Work done by spring over distance

Question

I'm working through a problem involving energy conservation. Unfortunately, I cannot calculate the work done by a spring.

Before:

+------------+
|            |
|  spring    | d1
|            |
+------------+

After:

+------------+
|            |
|  spring    |
|            | d2
|            |
|            |
+------------+

Given the spring constant, d1, and d2, how can I determine the work done? Also, please explain how the formula was calculated instead of just posting an answer.

Answer 1

You know the basic spring equation, right? $F = xK$, where $K$ is the spring constant, in units of force per distance.

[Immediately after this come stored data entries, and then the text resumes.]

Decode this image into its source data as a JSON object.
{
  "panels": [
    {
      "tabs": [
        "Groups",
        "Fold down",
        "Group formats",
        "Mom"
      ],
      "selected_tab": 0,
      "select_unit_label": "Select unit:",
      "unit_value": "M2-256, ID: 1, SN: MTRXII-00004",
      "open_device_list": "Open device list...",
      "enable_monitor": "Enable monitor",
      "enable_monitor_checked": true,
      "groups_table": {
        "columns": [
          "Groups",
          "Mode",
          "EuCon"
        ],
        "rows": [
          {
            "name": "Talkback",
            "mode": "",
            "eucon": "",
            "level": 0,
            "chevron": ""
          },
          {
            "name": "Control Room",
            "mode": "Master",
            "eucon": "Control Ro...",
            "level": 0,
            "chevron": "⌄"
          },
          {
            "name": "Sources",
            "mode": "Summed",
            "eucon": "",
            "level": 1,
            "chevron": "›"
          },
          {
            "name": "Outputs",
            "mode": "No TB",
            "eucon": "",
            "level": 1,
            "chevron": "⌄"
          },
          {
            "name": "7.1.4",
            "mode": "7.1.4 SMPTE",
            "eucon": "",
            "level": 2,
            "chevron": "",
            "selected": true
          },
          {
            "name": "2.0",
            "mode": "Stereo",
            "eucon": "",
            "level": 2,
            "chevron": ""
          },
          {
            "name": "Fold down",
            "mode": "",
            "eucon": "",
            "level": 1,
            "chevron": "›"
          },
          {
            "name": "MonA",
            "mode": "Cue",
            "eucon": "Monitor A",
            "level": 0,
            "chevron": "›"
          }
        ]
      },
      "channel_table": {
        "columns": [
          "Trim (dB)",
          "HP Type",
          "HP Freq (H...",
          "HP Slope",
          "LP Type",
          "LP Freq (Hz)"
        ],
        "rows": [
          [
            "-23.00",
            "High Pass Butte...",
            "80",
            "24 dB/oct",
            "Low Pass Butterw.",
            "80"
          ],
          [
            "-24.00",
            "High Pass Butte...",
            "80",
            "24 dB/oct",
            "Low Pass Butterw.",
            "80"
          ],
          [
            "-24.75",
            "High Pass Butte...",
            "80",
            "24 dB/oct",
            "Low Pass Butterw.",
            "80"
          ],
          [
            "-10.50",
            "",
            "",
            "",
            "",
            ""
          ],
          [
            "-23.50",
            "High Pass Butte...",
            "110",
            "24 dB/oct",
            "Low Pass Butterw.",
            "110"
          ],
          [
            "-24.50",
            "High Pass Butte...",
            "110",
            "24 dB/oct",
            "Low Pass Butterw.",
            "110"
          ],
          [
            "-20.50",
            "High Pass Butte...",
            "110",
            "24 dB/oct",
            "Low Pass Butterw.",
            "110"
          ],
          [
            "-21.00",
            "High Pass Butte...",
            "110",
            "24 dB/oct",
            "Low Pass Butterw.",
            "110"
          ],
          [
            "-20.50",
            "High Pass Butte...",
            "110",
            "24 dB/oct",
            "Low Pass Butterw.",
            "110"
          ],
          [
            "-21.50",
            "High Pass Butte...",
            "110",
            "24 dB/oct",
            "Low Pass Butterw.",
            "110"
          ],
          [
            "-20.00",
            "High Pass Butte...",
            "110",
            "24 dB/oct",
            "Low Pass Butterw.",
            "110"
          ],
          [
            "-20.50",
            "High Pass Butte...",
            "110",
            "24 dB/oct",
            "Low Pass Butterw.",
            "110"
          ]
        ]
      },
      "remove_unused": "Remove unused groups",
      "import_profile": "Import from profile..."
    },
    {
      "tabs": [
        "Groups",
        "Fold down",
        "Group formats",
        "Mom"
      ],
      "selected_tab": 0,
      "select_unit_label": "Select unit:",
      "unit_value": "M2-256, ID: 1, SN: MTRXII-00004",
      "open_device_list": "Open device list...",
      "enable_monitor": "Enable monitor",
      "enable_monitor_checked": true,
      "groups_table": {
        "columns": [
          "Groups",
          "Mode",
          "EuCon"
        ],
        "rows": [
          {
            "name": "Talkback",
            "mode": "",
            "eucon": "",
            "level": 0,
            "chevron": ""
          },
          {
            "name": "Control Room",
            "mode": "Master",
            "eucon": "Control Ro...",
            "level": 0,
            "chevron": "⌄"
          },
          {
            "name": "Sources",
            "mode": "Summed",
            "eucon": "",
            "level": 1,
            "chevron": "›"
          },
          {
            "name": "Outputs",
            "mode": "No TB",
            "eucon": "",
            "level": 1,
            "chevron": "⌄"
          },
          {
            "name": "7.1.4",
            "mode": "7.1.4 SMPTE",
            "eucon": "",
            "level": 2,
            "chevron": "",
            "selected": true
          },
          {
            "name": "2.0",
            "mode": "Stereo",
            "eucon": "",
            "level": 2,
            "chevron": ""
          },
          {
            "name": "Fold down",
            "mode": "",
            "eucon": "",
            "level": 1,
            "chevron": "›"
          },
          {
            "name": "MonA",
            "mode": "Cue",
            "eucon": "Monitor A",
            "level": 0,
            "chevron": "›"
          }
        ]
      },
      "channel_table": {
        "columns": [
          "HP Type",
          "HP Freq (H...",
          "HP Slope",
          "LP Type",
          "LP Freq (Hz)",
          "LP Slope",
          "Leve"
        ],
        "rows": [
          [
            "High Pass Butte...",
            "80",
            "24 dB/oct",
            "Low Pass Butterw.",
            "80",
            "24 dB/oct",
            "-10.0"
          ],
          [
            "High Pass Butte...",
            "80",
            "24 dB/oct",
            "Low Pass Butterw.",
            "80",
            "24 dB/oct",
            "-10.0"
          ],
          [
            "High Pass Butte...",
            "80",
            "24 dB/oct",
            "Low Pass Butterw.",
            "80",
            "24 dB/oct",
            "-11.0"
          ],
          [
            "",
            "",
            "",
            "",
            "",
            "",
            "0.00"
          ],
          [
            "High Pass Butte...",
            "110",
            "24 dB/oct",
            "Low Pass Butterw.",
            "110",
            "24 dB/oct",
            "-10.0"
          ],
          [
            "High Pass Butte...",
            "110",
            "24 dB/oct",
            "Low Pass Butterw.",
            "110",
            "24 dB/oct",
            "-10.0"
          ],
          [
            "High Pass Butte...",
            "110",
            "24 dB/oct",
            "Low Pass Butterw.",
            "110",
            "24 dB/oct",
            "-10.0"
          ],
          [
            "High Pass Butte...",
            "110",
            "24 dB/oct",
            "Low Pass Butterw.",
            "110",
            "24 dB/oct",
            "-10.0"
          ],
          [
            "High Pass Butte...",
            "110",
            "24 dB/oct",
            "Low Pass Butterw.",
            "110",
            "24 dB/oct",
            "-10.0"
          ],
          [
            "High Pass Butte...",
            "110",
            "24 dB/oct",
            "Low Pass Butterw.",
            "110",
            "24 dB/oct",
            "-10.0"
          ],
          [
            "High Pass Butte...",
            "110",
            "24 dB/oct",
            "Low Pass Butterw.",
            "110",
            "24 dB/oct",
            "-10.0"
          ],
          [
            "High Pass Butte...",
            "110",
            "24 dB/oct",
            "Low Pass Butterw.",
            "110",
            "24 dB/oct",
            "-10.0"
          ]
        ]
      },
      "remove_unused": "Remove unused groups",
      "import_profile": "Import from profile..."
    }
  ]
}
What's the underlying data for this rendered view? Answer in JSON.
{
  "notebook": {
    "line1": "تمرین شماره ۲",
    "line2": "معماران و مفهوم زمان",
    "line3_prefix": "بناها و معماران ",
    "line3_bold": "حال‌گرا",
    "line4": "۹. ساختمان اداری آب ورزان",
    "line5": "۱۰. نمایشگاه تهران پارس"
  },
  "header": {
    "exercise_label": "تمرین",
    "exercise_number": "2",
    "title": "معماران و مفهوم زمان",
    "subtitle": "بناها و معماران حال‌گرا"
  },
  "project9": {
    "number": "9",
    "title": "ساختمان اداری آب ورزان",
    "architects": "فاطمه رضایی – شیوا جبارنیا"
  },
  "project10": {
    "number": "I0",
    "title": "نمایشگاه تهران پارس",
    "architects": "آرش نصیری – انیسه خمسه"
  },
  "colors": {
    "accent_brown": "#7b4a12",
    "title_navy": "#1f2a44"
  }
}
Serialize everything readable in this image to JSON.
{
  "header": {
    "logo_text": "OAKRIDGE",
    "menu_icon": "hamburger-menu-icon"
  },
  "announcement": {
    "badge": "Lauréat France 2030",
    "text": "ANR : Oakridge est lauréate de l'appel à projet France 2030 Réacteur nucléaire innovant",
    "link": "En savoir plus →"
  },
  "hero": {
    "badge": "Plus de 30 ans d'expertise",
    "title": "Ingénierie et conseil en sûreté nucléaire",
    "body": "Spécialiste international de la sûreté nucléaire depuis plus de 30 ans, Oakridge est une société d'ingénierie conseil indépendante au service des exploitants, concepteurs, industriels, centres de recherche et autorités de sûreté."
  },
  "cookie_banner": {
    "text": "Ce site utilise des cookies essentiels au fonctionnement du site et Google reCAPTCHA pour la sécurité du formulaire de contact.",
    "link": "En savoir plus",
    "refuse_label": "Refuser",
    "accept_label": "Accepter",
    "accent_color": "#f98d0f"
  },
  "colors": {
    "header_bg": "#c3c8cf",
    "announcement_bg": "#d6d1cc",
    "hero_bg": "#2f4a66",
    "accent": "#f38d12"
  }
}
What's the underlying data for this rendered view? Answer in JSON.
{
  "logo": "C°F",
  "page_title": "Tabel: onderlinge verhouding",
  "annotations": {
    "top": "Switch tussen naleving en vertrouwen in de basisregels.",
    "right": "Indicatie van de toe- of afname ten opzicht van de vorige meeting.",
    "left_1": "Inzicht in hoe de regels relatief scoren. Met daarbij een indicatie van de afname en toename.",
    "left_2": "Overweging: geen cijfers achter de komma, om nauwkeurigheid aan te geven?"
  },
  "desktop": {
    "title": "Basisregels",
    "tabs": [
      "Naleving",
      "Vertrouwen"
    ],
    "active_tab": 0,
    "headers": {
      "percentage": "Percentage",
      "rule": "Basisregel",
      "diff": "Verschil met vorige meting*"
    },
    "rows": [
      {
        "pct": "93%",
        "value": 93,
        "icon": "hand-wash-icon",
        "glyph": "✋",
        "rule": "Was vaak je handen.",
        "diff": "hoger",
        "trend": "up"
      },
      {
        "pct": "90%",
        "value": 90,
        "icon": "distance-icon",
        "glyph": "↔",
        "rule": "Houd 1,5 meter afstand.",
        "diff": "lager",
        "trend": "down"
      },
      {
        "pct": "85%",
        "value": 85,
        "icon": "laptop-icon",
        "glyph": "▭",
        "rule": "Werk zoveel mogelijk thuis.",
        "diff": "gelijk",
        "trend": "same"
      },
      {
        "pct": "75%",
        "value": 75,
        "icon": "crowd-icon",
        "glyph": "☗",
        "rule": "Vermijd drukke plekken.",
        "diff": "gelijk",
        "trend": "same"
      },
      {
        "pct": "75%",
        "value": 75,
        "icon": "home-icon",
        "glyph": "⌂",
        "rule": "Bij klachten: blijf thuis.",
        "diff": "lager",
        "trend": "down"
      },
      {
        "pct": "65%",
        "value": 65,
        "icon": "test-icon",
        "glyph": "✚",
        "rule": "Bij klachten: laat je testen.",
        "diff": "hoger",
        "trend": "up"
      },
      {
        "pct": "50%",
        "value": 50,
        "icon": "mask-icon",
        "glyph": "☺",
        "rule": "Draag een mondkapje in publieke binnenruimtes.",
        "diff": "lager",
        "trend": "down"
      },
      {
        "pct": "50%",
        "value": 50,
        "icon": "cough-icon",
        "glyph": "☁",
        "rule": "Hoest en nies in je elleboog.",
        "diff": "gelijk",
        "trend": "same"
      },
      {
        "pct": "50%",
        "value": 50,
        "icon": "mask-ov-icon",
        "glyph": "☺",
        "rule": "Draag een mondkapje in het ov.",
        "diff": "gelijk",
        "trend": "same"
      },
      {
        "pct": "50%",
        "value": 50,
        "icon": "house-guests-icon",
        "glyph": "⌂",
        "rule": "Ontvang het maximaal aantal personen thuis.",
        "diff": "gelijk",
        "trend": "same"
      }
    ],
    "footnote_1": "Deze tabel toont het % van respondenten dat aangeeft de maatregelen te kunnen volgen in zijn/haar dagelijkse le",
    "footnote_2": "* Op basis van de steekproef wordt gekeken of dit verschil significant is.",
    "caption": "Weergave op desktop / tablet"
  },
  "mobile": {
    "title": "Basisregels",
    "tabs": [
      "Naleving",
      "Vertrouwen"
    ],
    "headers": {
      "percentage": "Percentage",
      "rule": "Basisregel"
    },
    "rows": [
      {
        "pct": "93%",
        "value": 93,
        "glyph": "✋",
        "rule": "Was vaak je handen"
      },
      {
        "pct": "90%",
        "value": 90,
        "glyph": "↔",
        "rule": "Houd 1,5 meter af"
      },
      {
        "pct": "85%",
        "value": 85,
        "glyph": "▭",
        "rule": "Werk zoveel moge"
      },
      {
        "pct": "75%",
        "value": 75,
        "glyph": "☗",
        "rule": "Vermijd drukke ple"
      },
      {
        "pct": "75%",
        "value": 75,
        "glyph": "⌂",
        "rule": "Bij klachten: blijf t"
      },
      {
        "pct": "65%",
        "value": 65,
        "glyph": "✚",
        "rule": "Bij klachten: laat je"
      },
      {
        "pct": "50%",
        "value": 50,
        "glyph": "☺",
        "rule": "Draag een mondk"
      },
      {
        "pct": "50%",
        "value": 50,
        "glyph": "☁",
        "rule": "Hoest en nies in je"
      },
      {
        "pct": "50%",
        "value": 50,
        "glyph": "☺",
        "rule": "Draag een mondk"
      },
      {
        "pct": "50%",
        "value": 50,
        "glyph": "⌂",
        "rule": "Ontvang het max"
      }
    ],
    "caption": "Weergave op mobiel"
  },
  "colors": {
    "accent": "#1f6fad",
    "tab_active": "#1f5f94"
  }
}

You also know work (energy) is force times distance, right?

So all you've got to do is integrate $xK dx$ from d1 to d2. (Hint, you can pull $K$ out of the integral.)

You could do it on graph paper if you happened to know d1 and d2.

ADDED: OK, here's the graph paper approach: A graph of Force $F$ versus displacement $x$ looks like this, right?

  |       /
  |      /
  |     /
F |    /
  |   /
  |  /
  | /
  |/_______
       x

The slope of the graph is $K$. The area under the graph is work $W$, because it is just the sum of a bunch of vertical slivers with area $F$ times the width $dx$ of each sliver.

So here's how you get the answer to your question:

  |       /|
  |      / |
  |     /  |
F |    /   |
  |   /|  <---- just get the area of this piece
  |  / |   |
  | /  |   |
  |/___|___|
       d1  d2

That help?

Answer 2

Work is defined as

$$W=\int_{x_1}^{x_2}\mathbf{F} \cdot d \mathbf{x} $$

The force exerted by a spring is

$$\mathbf{F}=-k\mathbf{x} $$

where $\mathbf{x}$ is the distance from the equilibrium point of the spring.

Plugging the first equation into the second yeilds:

$$\begin{eqnarray} W&=&\int_{x_1}^{x_2}-k\mathbf{x} \cdot d \mathbf{x} \\ &=&\frac{1}{2}kx_1^2-\frac{1}{2}kx_2^2 \end{eqnarray} $$